It is easy to feel responsible for something, especially if the apparent facts point a certain way. However, it is important to remember that you know only your side of the story, and even that may not be as accurate as you think it is. For example, if you had two beers over two hours and then got behind the wheel, you might think that would have been enough to make you too drunk to drive. For some people, it would not be, so it is unwise to admit something such as, “I was drunk,” to the police.

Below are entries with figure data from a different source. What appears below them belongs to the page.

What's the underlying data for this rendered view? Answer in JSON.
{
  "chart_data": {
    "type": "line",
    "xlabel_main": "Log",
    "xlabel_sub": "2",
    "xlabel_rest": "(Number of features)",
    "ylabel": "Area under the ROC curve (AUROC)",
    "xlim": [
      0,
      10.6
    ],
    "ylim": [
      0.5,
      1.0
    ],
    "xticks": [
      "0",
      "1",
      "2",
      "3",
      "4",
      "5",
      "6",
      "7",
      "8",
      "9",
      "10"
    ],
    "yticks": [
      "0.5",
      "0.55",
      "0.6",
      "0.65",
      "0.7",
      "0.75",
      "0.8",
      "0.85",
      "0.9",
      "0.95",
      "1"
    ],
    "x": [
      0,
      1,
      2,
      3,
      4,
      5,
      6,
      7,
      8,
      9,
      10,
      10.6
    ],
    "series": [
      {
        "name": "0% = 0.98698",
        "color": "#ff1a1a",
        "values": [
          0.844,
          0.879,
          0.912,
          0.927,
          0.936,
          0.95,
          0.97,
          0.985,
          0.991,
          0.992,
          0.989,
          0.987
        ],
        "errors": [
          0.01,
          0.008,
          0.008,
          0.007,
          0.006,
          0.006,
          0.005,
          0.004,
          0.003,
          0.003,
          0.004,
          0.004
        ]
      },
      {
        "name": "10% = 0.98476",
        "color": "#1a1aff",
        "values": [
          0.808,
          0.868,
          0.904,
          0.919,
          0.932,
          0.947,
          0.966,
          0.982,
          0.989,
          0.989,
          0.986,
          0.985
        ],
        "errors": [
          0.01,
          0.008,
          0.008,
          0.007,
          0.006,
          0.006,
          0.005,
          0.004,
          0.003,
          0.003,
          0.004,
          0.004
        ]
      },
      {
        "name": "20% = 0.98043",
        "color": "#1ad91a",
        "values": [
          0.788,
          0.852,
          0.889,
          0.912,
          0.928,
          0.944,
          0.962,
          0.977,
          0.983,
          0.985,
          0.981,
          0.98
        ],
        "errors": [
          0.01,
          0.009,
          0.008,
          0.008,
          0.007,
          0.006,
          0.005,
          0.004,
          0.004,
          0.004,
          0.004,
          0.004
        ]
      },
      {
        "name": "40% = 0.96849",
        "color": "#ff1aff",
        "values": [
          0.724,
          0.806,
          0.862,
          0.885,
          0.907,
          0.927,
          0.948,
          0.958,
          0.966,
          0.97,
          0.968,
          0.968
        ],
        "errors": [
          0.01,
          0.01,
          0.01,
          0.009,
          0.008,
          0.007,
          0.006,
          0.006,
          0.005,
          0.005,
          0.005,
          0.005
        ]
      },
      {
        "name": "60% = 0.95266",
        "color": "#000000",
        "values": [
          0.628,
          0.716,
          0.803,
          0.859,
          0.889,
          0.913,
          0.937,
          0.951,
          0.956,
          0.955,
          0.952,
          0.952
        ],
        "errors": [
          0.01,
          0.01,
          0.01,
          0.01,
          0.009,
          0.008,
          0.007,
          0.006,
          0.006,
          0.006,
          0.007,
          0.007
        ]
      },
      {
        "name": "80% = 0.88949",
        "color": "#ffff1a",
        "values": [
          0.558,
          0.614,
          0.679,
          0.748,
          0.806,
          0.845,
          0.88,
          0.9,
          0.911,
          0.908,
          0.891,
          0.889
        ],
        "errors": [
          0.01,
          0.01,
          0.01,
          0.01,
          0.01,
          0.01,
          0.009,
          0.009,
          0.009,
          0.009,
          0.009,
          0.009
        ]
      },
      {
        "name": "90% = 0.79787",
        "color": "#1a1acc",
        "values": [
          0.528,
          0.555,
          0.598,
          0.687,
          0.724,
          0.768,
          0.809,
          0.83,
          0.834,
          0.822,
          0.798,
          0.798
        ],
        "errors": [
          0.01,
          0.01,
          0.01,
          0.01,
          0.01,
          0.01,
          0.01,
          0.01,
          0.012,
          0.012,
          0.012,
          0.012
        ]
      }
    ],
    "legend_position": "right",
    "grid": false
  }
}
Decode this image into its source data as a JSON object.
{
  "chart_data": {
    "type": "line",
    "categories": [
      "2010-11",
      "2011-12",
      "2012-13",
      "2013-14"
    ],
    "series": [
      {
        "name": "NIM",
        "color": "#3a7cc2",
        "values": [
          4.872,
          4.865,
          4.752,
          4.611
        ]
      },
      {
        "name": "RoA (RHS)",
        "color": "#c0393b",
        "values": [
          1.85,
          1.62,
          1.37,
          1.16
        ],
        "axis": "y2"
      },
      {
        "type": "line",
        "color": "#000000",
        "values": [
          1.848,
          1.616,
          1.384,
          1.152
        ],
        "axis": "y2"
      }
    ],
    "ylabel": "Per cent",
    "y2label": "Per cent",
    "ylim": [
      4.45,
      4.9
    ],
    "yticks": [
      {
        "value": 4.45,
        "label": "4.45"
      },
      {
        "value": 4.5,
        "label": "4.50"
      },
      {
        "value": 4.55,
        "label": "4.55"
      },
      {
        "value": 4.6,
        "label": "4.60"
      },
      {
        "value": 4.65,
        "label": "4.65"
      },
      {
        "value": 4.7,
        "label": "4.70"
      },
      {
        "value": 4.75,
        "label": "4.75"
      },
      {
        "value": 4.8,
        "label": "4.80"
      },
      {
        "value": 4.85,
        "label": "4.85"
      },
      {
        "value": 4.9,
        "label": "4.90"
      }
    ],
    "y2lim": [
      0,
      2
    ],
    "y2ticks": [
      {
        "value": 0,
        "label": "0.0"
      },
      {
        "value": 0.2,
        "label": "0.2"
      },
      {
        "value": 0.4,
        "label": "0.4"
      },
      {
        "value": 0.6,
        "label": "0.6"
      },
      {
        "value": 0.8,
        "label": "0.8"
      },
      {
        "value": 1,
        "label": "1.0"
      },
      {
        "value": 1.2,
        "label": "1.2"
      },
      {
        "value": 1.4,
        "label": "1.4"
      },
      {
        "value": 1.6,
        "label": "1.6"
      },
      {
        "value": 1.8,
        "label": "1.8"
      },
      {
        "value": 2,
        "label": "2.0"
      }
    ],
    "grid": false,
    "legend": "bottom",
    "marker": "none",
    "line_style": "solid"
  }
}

All that said, Massachusetts has a general policy for determining fault in an auto collision. The guidelines say that a driver is more than 50 percent at fault for an accident in situations such as colliding while backing up, colliding while leaving a driveway, failing to signal and colliding into the rear end of another car. The policies are in place to help streamline the insurance process. They are not set in stone, though, and in many cases, both complicated and apparently simple, you can have violated one of the “more than 50 percent at fault” triggers and still recover compensation in court.
Avoid signing anything
Often, when another driver’s insurance company believes an accident was the other driver’s fault, the company will be in a rush to contact you to settle. If you have previously admitted you think the accident was your fault, the insurer may do little (or nothing) to disabuse you of the notion. Thus, it might please you to have any offer at all in a settlement to help pay for your injuries and damage. In reality, it could be that the other driver was clearly at fault and you deserve much more compensation.
Avoid signing anything and committing to anything before you have had a chance to consult with a lawyer. You are under no obligation to answer the other insurer’s questions as to whether you were on your cellphone or what you were thinking about when the accident occurred.